Robbie DeCourcy, Software Engineer and Skier

Hi, My name is Robert deCourcy, and I am the Lead Software Engineer at a small contracting company. I travel a lot, but I am based out of Manhattan. I moved there from my hometown of Seattle and, although I miss the outdoors from time to time, my travels satisfy most of those cravings. New York is always a wonderful place to come back to. There is never a shortage of excitement, and I am privileged to have a group of friends from all walks of life and disciplines to share them with.

When it came to my job, I was looking for something challenging with good room for growth, and I could not pass up on the opportunity I was given. The position has given me access to mentorship from some of the top minds in the industry. Some of who have been in charge of billion dollar projects… I am hoping I can take a few things away from that. I am also lucky to have the autonomy to be able to move around to interesting projects. I am currently working on a plane that I designed and programmed that flies itself via voice commands.

I started skiing when I was five years old, and I would go up with my parents every weekend, every year, until the mountain closed. I just could not stop. During the winter, I will travel with my skis and hit the slopes wherever possible. Sometimes I go every day for a week straight if time permits. Spring skiing is also a must to satisfy that itch before the summer hits. Growing up in Seattle, Crystal Mountain, Alpental, Mount Baker, and Mount Hood were always my favourite places to ski. It is hard to pick a favourite, but Whistler and Blackcomb would have to be at the top of the list. There is no beating that fresh Canada snow.

When I grew older, I transitioned to freestyle skiing, after I realized I could not go much faster down the mountain. It was definitely a creative outlet for me. I will never be in the X-Games, but the experiences with ski racing and freestyle definitely complement my interest in cars and drifting.

Backcountry skiing is completely different. It takes time, preparation, and a lot of planning. The best runs are after getting dropped off at the top of a mountain via helicopter with endless untouched fields of snow below. Gliding over clouds of fresh powder on some white mountains and nobody else in sight is a surreal feeling.

The scariest moment for me was the time I was in some backcountry and went a little off course.

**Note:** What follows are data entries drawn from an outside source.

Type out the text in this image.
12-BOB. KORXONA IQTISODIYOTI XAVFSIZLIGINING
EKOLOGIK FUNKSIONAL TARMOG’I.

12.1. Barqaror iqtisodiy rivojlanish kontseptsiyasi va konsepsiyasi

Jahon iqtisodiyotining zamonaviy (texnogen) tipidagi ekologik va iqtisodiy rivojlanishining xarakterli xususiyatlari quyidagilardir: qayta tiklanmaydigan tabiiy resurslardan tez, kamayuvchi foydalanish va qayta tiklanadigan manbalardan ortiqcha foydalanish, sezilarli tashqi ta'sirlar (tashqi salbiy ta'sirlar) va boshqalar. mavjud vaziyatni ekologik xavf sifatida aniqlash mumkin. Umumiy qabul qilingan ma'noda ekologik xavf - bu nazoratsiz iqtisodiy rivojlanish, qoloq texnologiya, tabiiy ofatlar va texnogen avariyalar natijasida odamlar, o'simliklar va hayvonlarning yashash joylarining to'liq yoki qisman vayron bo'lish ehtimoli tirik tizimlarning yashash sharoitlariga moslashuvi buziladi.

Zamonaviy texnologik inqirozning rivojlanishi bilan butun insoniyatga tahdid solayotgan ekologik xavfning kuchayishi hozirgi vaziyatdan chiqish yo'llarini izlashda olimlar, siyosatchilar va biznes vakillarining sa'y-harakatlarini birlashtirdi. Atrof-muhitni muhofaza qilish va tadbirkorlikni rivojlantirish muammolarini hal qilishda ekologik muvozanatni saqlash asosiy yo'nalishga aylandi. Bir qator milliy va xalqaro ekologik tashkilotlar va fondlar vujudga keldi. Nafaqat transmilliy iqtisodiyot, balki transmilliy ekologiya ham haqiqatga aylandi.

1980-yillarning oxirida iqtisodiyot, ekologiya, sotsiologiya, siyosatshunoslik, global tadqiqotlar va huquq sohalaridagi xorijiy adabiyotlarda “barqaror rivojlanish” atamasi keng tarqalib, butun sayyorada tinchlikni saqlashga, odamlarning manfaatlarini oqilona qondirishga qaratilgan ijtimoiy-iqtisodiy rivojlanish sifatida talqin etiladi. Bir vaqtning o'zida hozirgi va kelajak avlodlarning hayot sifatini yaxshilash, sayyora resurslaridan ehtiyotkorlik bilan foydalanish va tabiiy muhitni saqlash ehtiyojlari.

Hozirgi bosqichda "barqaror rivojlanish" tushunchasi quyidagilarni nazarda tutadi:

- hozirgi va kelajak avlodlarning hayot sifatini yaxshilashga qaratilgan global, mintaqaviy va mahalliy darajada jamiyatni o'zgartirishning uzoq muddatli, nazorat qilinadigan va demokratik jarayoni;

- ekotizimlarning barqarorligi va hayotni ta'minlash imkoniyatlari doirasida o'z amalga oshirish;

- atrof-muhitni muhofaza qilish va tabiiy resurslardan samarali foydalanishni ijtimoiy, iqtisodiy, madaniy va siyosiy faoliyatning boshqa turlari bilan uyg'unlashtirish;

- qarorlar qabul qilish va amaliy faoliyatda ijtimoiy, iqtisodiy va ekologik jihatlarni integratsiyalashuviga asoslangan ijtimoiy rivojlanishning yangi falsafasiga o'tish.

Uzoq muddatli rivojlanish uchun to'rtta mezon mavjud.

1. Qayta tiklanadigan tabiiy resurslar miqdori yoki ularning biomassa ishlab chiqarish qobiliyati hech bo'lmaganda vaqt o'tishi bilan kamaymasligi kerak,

I ended up over a 20-foot cliff. Luckily there was some thick powder at the bottom and a slope to cushion the landing. Unluckily, it started a mini avalanche but I was able to ski off to the side and avoid it.

I do not think that skiing has directly benefited anything I do in my work, but the experience of finding something I enjoy and pursuing it to my fullest ability has certainly had a profound effect on my life. The drive to find things I enjoy and can commit to has helped me summit peaks, break records, and be successful. It has also led to disappointments, injuries, and rejections, but knowing there is something great on the other side makes it worth pushing through.

Freedom has been a big part of my life. I stay as far away from limitations as I can, and the mountains were my first taste of that feeling. When you are going faster than some highways allow on two planks strapped to your feet, the only thing on your mind is what you are going to do next. The speed and being in that zone are the greatest stress relievers ever.